My social soundtrack changed during the mid nineties when I started college where a whole new sub-culture of individualism had evolved to greet me. Rock and Pop wannabes would sit huddled the far corner of the main hall with a CD player that sang The Doors, David Bowie, Bob Marley, Jimi Hendrix, Neil Young, and Bob Dylan. My social circles outside of college were encumbered in the repetitive beats of Dance and Trance music – most of it played on a hissy copy-of-a-copy cassette tape; pushing through cheap Halfords speakers fixed to a wooden plank on the parcel shelf of someone’s Vauxhall Nova – chugging and spluttering to its own repetitive groove.

In time, the ashes of social flourish sailed away on the winds of my departed student bliss. In my 20’s and weathered and worn by personal changes that had occurred in my life, I had put away childish things and started exploring wider musical fields like Jazz, Blues and Classical music. My first job at the local theatre where variety was aplenty provided the perfect base in which to indulge my cultural interests.

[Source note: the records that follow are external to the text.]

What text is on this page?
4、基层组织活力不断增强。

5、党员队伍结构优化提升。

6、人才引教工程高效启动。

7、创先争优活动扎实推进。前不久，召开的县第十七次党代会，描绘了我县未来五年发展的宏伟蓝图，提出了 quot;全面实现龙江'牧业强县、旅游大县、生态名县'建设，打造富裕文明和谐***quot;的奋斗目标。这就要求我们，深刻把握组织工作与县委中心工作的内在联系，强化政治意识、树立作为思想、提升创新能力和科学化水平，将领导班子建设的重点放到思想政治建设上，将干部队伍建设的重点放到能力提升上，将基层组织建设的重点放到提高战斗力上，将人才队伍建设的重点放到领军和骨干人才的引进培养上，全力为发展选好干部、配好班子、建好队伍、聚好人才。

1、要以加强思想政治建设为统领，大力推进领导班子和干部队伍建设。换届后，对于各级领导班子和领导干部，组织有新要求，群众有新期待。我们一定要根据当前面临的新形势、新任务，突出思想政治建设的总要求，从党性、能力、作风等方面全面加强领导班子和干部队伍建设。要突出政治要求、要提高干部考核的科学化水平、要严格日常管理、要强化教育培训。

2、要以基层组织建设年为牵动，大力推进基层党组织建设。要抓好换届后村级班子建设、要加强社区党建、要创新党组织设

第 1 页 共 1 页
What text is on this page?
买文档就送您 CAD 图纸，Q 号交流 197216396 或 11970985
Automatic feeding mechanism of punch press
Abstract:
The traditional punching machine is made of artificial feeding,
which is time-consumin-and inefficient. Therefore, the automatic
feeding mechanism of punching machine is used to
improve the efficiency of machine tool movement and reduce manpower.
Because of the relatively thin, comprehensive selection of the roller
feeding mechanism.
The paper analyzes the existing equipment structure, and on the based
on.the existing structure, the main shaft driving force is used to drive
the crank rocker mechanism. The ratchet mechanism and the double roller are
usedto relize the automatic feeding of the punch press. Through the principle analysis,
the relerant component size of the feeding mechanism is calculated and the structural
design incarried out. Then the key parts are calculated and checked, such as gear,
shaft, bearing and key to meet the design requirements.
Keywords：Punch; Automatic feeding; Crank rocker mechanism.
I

Mid twenties and I had become acquainted with the Internet’s secret sources. Before Pirate Bay, Napster and Limewire captained the pirate sea; scattering its musical booty to the masses, along wit the occasional case of the worms if you weren’t carefull. Online music services like Last.fm soon rose to the fore – legal desktop conduits with cleaver algorithms that opened the rabbit holes I could only have dreames of in the Peel days. Then came Spotify and 6 Music in the spirit of the departed John Peel: play what’s not being played elsewhere.

In 2010, internet streaming services like Last.fm, Grooveshark, and Spotify offer a vast database of information: biographies, discographies, and similar artists. Stations and playlists can be tailored by genre; even gender. Software is readily available to download and use on mobile phones – music on the move. Social media gives up-to-the-minute news on the latest music and events; cassette bootlegs with photocopied artwork no longer have to be hunted down like wild game across the vast planes of frantic Camden soaks.

Over the last nine years I have indulged in music that – once upon at time – there would have been more chance of seeing me smile cheerfully through the steam at a locomotive convention than listen to. The saloon doors of choice have been blown wide open.  The sonic ocean has never been more inviting.

The Massive Attack album was keeper.